Moreover, we observed strong evidence for association with rare coding variants in TNFRSF1A for the first time. This result is in contrast to a previously published, smaller group of 20 AOSD patients: Cosan et al. [39] did not detect a single coding variant in the gene associated to TRAPS. In contrast to the carriers of single MEFV mutations, we consider the two variants in TNFRSF1A as the disease-causing ones and therefore as mutations, as TRAPS is known as an autosomal dominantly inherited disease. Unfortunately, we were unable to perform segregation analysis in these patients’ families as well. Overall, our study provides some evidence that TRAPS should be considered as a differential diagnosis in AOSD, as 5% of our patients (2/40) carried a mutation in TNFRSF1A. Similarly, as in case of carriers of MEFV variants, the two carriers of TNFRSF1A variants obtained a therapy with a biological indicating a more severe clinical course. Moreover, our results might suggest screening AOSD patients with a challenging course of disease for variants in TNFRSF1A.

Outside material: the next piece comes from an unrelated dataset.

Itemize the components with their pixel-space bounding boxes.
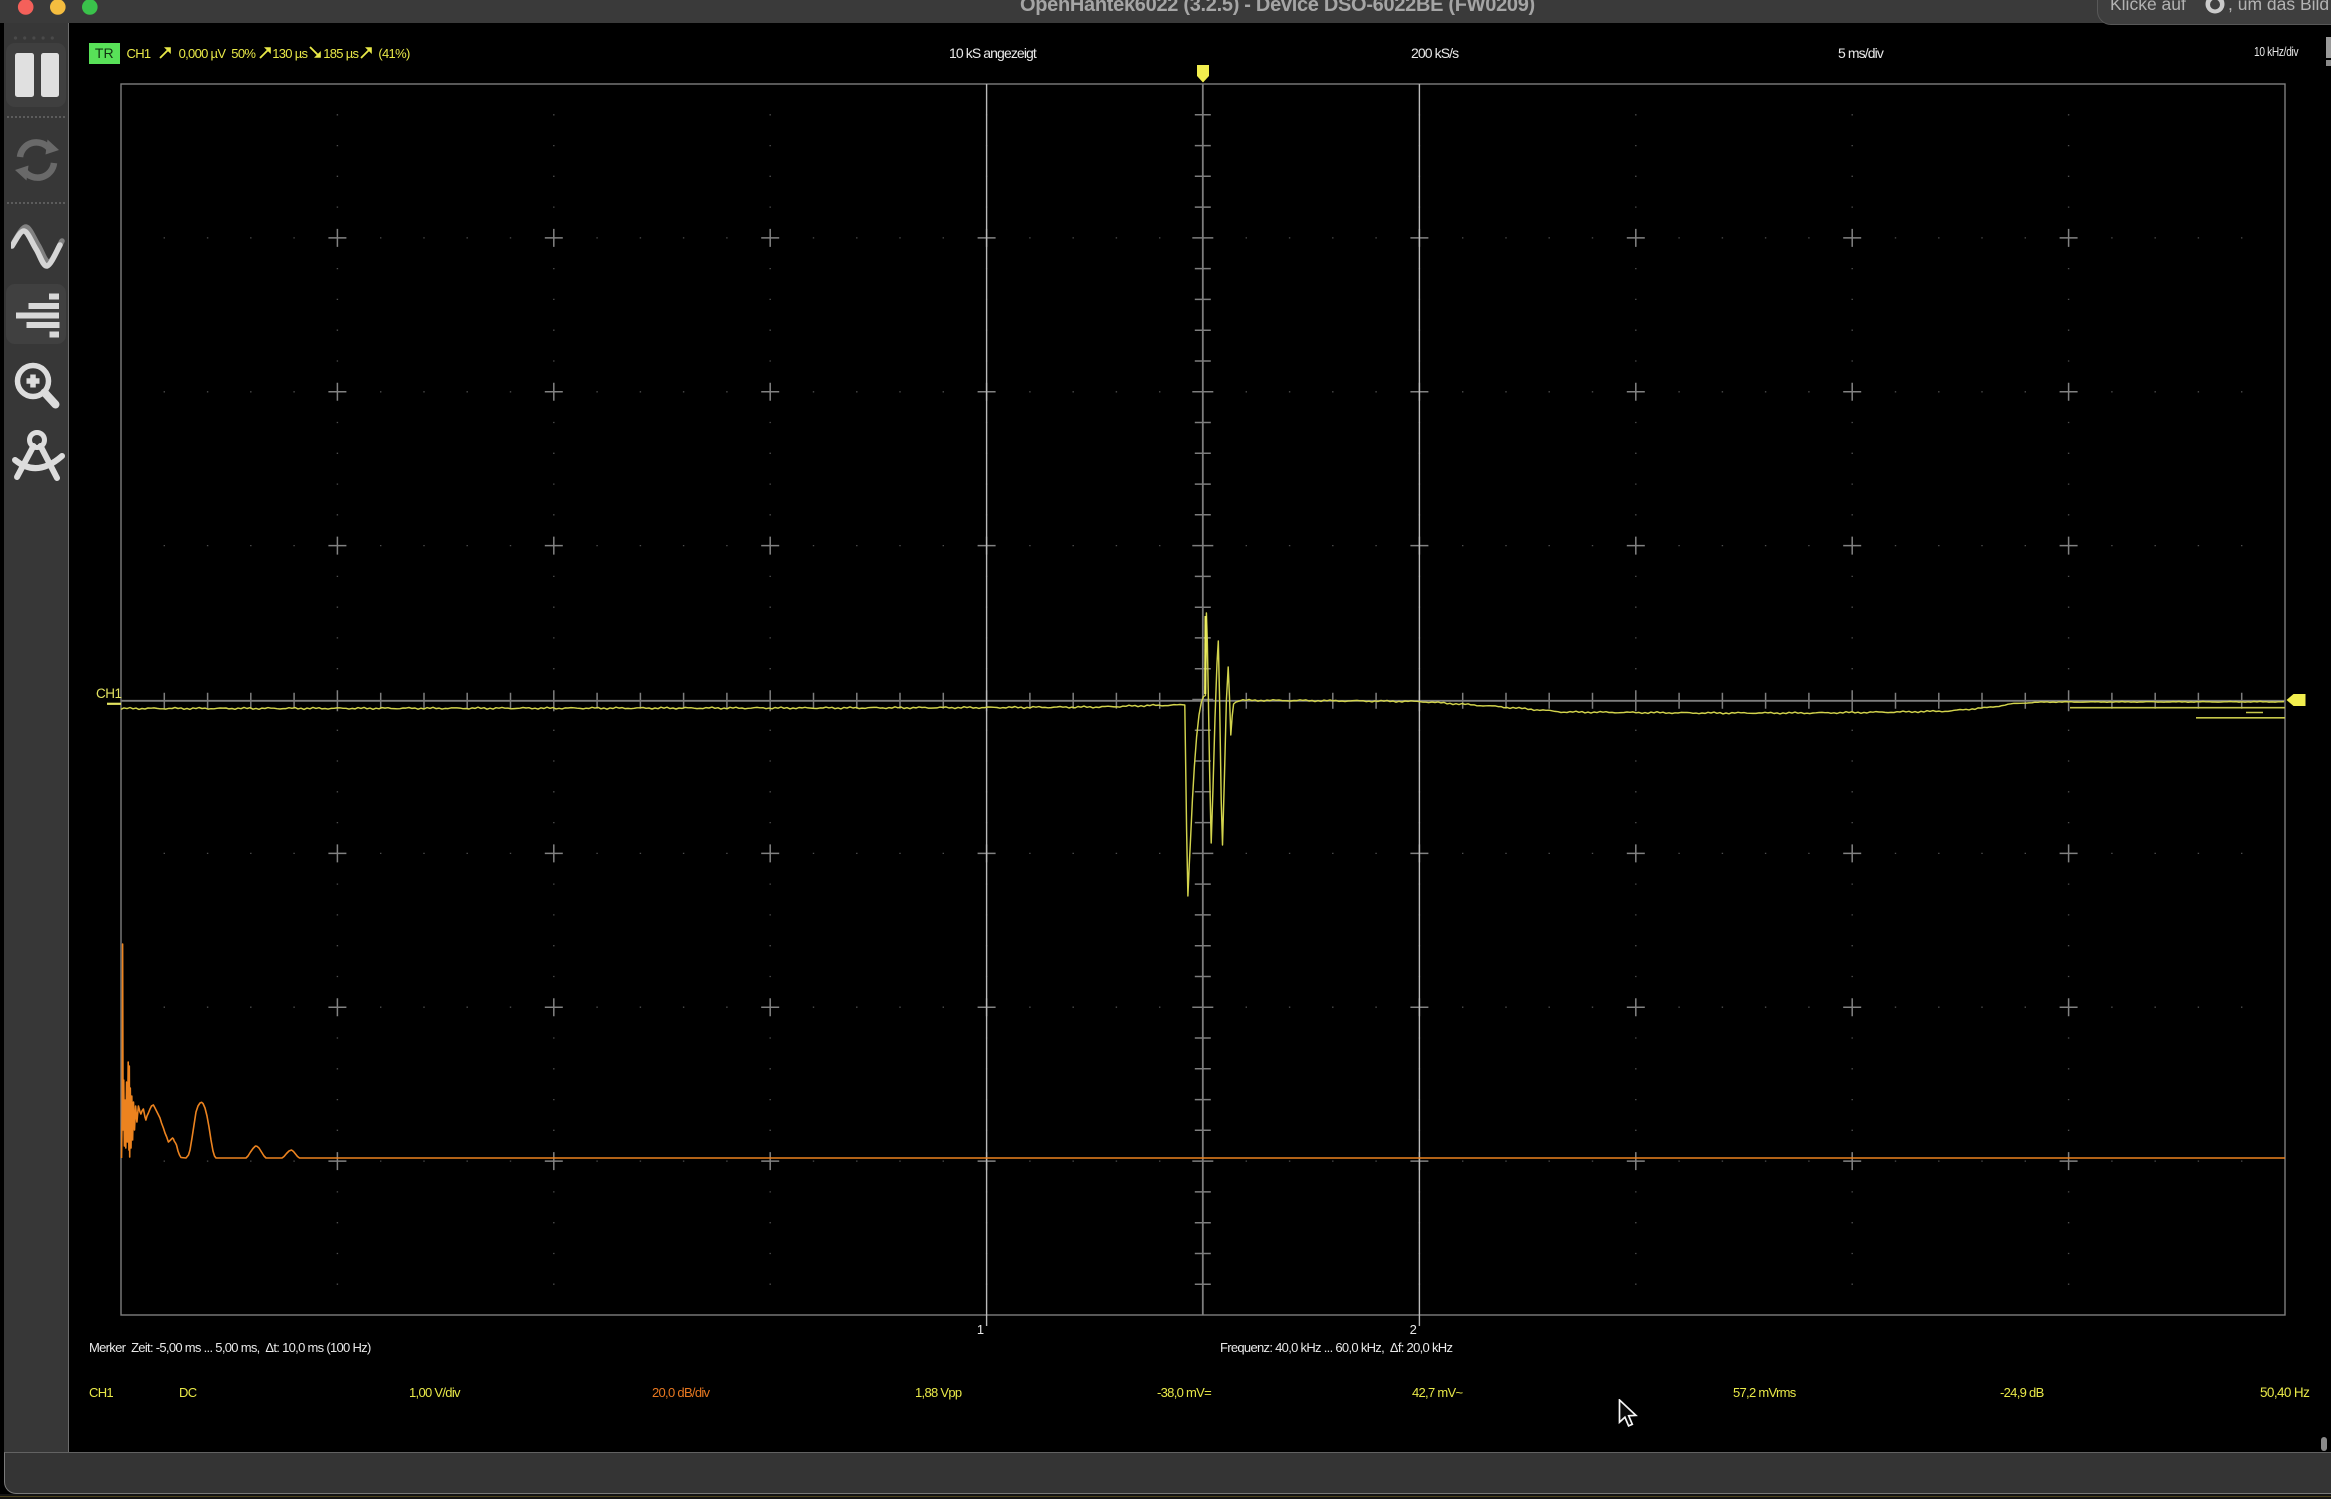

In contrast, we did not detect any noteworthy variant in MVK, while we identified variant c.598G>A/p.Val200Met in NLRP3 once. In case of this latter variant, the ACMG classification lead to an assignment to a VUS, supporting the controversy over this missense variant. Our approach based on Sanger sequencing though did not cover any somatic mutations. Interestingly, somatic mutations in NLRP3 have been described in a high percentage of patients (69%) with a clinical form of CAPS, named chronic infantile neurologic, cutaneous, articular syndrome (CINCA) [42].

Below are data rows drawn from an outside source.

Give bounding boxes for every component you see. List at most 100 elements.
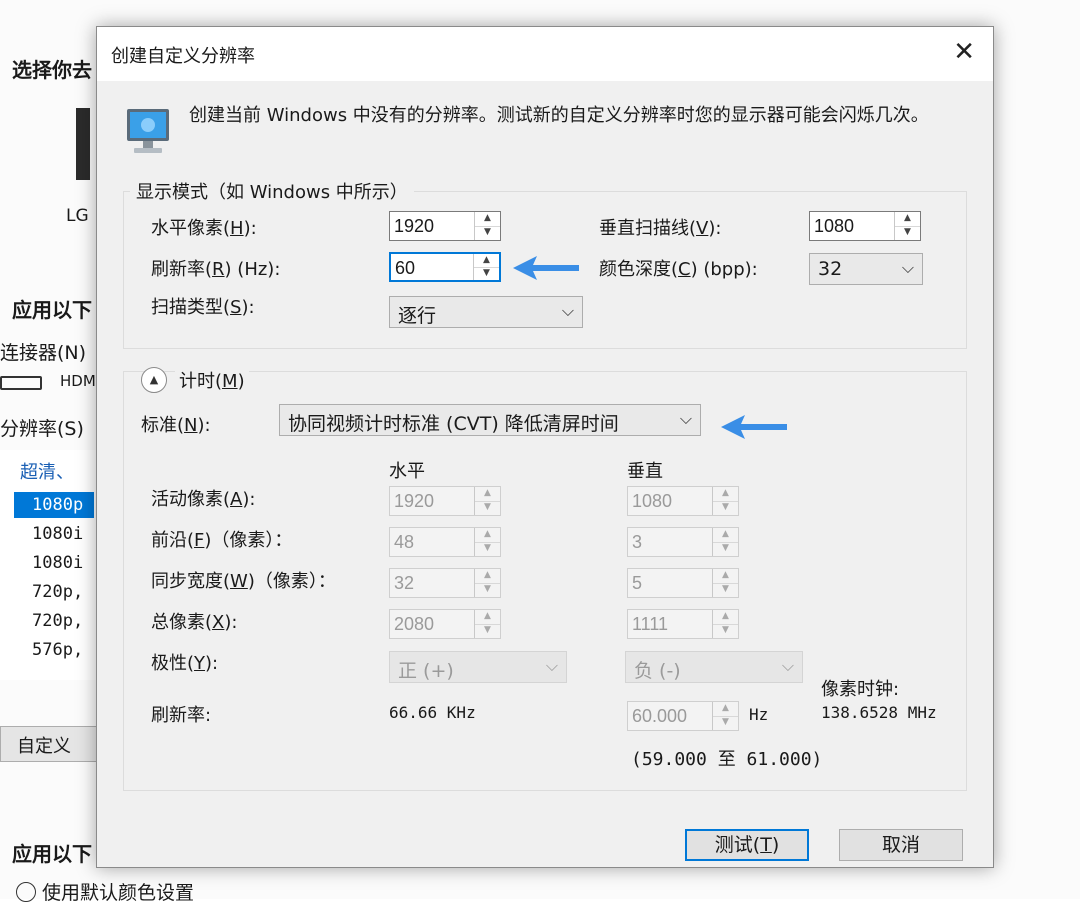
monitor-icon bbox=[76, 108, 90, 180]
polarity-v-value: 负 (-) bbox=[634, 660, 681, 682]
scan-type-value: 逐行 bbox=[398, 305, 437, 327]
collapse-timing-icon[interactable]: ▲ bbox=[141, 367, 167, 393]
list-item[interactable]: 1080p bbox=[32, 495, 83, 515]
active-h-input bbox=[390, 487, 474, 515]
spin-down-icon[interactable]: ▼ bbox=[474, 267, 499, 280]
color-depth-select[interactable]: 32 ⌵ bbox=[809, 253, 923, 285]
scan-type-label-text: 扫描类型 bbox=[151, 297, 223, 318]
refresh-rate-stepper[interactable]: ▲▼ bbox=[389, 252, 501, 282]
active-h-stepper: ▲▼ bbox=[389, 486, 501, 516]
scan-type-key: S bbox=[230, 297, 242, 318]
sync-h-stepper: ▲▼ bbox=[389, 568, 501, 598]
v-lines-spin[interactable]: ▲ ▼ bbox=[894, 212, 920, 240]
timing-refresh-h: 66.66 KHz bbox=[389, 703, 476, 722]
sync-width-label-text: 同步宽度 bbox=[151, 571, 223, 592]
total-v-input bbox=[628, 610, 712, 638]
front-porch-label: 前沿(F)（像素）： bbox=[151, 530, 293, 551]
timing-group-label-text: 计时 bbox=[179, 371, 215, 392]
color-default-radio[interactable] bbox=[16, 882, 36, 902]
timing-group-label: 计时(M) bbox=[175, 367, 249, 393]
chevron-down-icon: ⌵ bbox=[901, 258, 914, 277]
active-v-stepper: ▲▼ bbox=[627, 486, 739, 516]
front-h-input bbox=[390, 528, 474, 556]
dialog-title: 创建自定义分辨率 bbox=[111, 46, 255, 67]
test-button[interactable]: 测试(T) bbox=[685, 829, 809, 861]
test-button-key: T bbox=[760, 834, 772, 856]
refresh-rate-key: R bbox=[212, 259, 225, 280]
timing-standard-select[interactable]: 协同视频计时标准 (CVT) 降低清屏时间 ⌵ bbox=[279, 404, 701, 436]
spin-up-icon: ▲ bbox=[475, 610, 500, 625]
v-lines-label: 垂直扫描线(V): bbox=[599, 218, 722, 239]
cancel-button[interactable]: 取消 bbox=[839, 829, 963, 861]
scan-type-label: 扫描类型(S): bbox=[151, 297, 255, 318]
front-v-input bbox=[628, 528, 712, 556]
spin-down-icon[interactable]: ▼ bbox=[895, 226, 920, 240]
color-depth-unit: (bpp): bbox=[703, 259, 758, 280]
v-lines-input[interactable] bbox=[810, 212, 894, 240]
h-pixels-input[interactable] bbox=[390, 212, 474, 240]
timing-standard-value: 协同视频计时标准 (CVT) 降低清屏时间 bbox=[288, 413, 619, 435]
bg-monitor-label: LG bbox=[66, 206, 89, 226]
spin-up-icon: ▲ bbox=[713, 702, 738, 717]
color-depth-value: 32 bbox=[818, 258, 843, 280]
bg-heading-select: 选择你去 bbox=[12, 58, 92, 82]
pixel-clock-label: 像素时钟: bbox=[821, 679, 900, 700]
spin-up-icon: ▲ bbox=[475, 569, 500, 584]
spin-up-icon: ▲ bbox=[713, 487, 738, 502]
list-item[interactable]: 1080i bbox=[32, 524, 83, 544]
timing-refresh-v-spin: ▲ ▼ bbox=[712, 702, 738, 730]
list-item[interactable]: 576p, bbox=[32, 640, 83, 660]
polarity-h-select: 正 (+) ⌵ bbox=[389, 651, 567, 683]
dialog-titlebar[interactable]: 创建自定义分辨率 ✕ bbox=[97, 27, 993, 81]
front-porch-label-text: 前沿 bbox=[151, 530, 187, 551]
column-vertical: 垂直 bbox=[627, 461, 663, 482]
active-pixels-label: 活动像素(A): bbox=[151, 489, 256, 510]
refresh-rate-unit: (Hz): bbox=[237, 259, 281, 280]
color-default-label: 使用默认颜色设置 bbox=[42, 882, 195, 904]
total-h-spin: ▲ ▼ bbox=[474, 610, 500, 638]
polarity-label-text: 极性 bbox=[151, 653, 187, 674]
bg-custom-button[interactable]: 自定义 bbox=[0, 726, 98, 762]
polarity-v-select: 负 (-) ⌵ bbox=[625, 651, 803, 683]
spin-up-icon: ▲ bbox=[713, 610, 738, 625]
sync-v-input bbox=[628, 569, 712, 597]
standard-key: N bbox=[184, 415, 198, 436]
timing-refresh-v-input bbox=[628, 702, 712, 730]
refresh-rate-input[interactable] bbox=[391, 254, 473, 282]
bg-heading-apply-2: 应用以下 bbox=[12, 842, 92, 866]
display-monitor-icon bbox=[127, 109, 169, 153]
sync-h-spin: ▲ ▼ bbox=[474, 569, 500, 597]
chevron-down-icon: ⌵ bbox=[679, 409, 692, 428]
h-pixels-stepper[interactable]: ▲▼ bbox=[389, 211, 501, 241]
bg-connector-value[interactable]: HDM bbox=[60, 372, 96, 390]
polarity-label: 极性(Y): bbox=[151, 653, 219, 674]
spin-up-icon[interactable]: ▲ bbox=[475, 212, 500, 227]
front-h-stepper: ▲▼ bbox=[389, 527, 501, 557]
front-v-spin: ▲ ▼ bbox=[712, 528, 738, 556]
active-h-spin: ▲ ▼ bbox=[474, 487, 500, 515]
v-lines-stepper[interactable]: ▲▼ bbox=[809, 211, 921, 241]
close-icon[interactable]: ✕ bbox=[953, 37, 975, 67]
scan-type-select[interactable]: 逐行 ⌵ bbox=[389, 296, 583, 328]
spin-down-icon: ▼ bbox=[722, 584, 729, 594]
spin-down-icon[interactable]: ▼ bbox=[475, 226, 500, 240]
hdmi-icon bbox=[0, 376, 42, 390]
spin-down-icon: ▼ bbox=[484, 625, 491, 635]
spin-up-icon[interactable]: ▲ bbox=[474, 254, 499, 268]
resolution-list-group: 超清、 bbox=[20, 462, 74, 483]
spin-up-icon[interactable]: ▲ bbox=[895, 212, 920, 227]
sync-v-stepper: ▲▼ bbox=[627, 568, 739, 598]
sync-width-label: 同步宽度(W)（像素）： bbox=[151, 571, 336, 592]
list-item[interactable]: 1080i bbox=[32, 553, 83, 573]
total-pixels-key: X bbox=[212, 612, 225, 633]
refresh-rate-spin[interactable]: ▲ ▼ bbox=[473, 254, 499, 280]
sync-v-spin: ▲ ▼ bbox=[712, 569, 738, 597]
info-text: 创建当前 Windows 中没有的分辨率。测试新的自定义分辨率时您的显示器可能会… bbox=[189, 105, 929, 126]
list-item[interactable]: 720p, bbox=[32, 611, 83, 631]
h-pixels-spin[interactable]: ▲ ▼ bbox=[474, 212, 500, 240]
list-item[interactable]: 720p, bbox=[32, 582, 83, 602]
active-pixels-label-text: 活动像素 bbox=[151, 489, 223, 510]
test-button-label: 测试 bbox=[714, 834, 753, 856]
spin-down-icon: ▼ bbox=[722, 502, 729, 512]
front-v-stepper: ▲▼ bbox=[627, 527, 739, 557]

Considering our findings of disease-causing variants in HPFS genes in only 5% of our AOSD patients, other risk factors will be probably more important as disease-causing or disease-contributing factors. Two publications on individual patients with AOSD described viral infections as a potential trigger for disease manifestation [43, 44]. These cases seem to be rare, but they might be underdiagnosed due to the often more complicated, prolonged diagnosis of AOSD; still, coincidental findings cannot be excluded. To show a relevant association, systematic studies that include more patients should be performed. In this context, results of a large study of 96 AOSD patients and 64 healthy controls are worth mentioning: similar rates of past infections for parvovirus B19 were observed (50 versus 47%) [45].

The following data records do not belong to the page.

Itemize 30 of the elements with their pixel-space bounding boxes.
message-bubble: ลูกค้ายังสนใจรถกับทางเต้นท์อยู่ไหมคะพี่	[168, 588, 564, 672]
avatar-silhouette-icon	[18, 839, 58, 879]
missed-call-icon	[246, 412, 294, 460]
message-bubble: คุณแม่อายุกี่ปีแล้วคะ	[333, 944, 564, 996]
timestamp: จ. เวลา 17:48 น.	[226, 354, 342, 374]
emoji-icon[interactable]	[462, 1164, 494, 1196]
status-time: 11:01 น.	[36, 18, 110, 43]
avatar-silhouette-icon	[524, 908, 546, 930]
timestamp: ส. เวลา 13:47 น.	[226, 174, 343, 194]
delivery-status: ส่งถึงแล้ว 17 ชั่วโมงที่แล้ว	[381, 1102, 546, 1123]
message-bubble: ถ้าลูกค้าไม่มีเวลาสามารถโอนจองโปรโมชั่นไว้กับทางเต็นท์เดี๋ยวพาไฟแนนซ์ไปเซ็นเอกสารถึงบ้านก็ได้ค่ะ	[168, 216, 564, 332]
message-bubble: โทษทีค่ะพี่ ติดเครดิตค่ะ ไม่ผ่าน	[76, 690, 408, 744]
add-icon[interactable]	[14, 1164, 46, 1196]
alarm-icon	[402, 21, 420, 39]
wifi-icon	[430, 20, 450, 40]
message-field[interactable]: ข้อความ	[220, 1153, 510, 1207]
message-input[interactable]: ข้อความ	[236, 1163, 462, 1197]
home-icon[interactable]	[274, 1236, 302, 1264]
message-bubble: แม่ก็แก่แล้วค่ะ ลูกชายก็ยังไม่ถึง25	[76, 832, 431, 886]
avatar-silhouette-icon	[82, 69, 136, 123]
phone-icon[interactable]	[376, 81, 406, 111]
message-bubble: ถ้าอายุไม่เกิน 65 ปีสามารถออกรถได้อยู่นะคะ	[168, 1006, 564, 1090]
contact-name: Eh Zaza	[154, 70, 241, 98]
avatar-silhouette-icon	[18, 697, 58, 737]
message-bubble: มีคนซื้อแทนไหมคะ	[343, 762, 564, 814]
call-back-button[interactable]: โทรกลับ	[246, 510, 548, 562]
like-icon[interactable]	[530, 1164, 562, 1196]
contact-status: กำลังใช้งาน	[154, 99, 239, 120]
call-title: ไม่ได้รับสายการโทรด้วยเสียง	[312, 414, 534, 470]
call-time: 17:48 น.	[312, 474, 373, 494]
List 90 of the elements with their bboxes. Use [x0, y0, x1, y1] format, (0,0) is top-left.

Even though larger epidemiological studies have been performed, there is no evidence for familial AOSD cases to the best of our knowledge. A single twin pair followed up for 8 years remained discordant for AOSD [46], while a small study of 11 twin pairs with juvenile Still’s disease indicated partial genetic contribution [47]. Therefore, AOSD has previously been considered a sporadic disease [48], rendering autosomal dominant, autosomal recessive and X-linked inheritance less likely and suggesting somatic mutations or mutations that arose de novo as more probable disease models. Therefore, using next generation sequencing strategies to identify disease-causing genes will be promising.

Conclusion

In conclusion, we observed evidence for significant association of AOSD with variants in MEFV and TNFRSF1A, however, not in NLRP3. One rare variant in MEFV that has not been described before was classified as likely pathogenic. Two of the three carriers of MEFV variants had a severe course of disease, and the two carriers of TNFRSF1A variants received biological therapy, therefore, a more challenging course of disease might motivate to perform molecular genetic diagnostic of TNFRSF1A. Moreover, our study indicated that genetic risk factors other than mutations in HPFS genes remain to be identified in the majority of AOSD patients.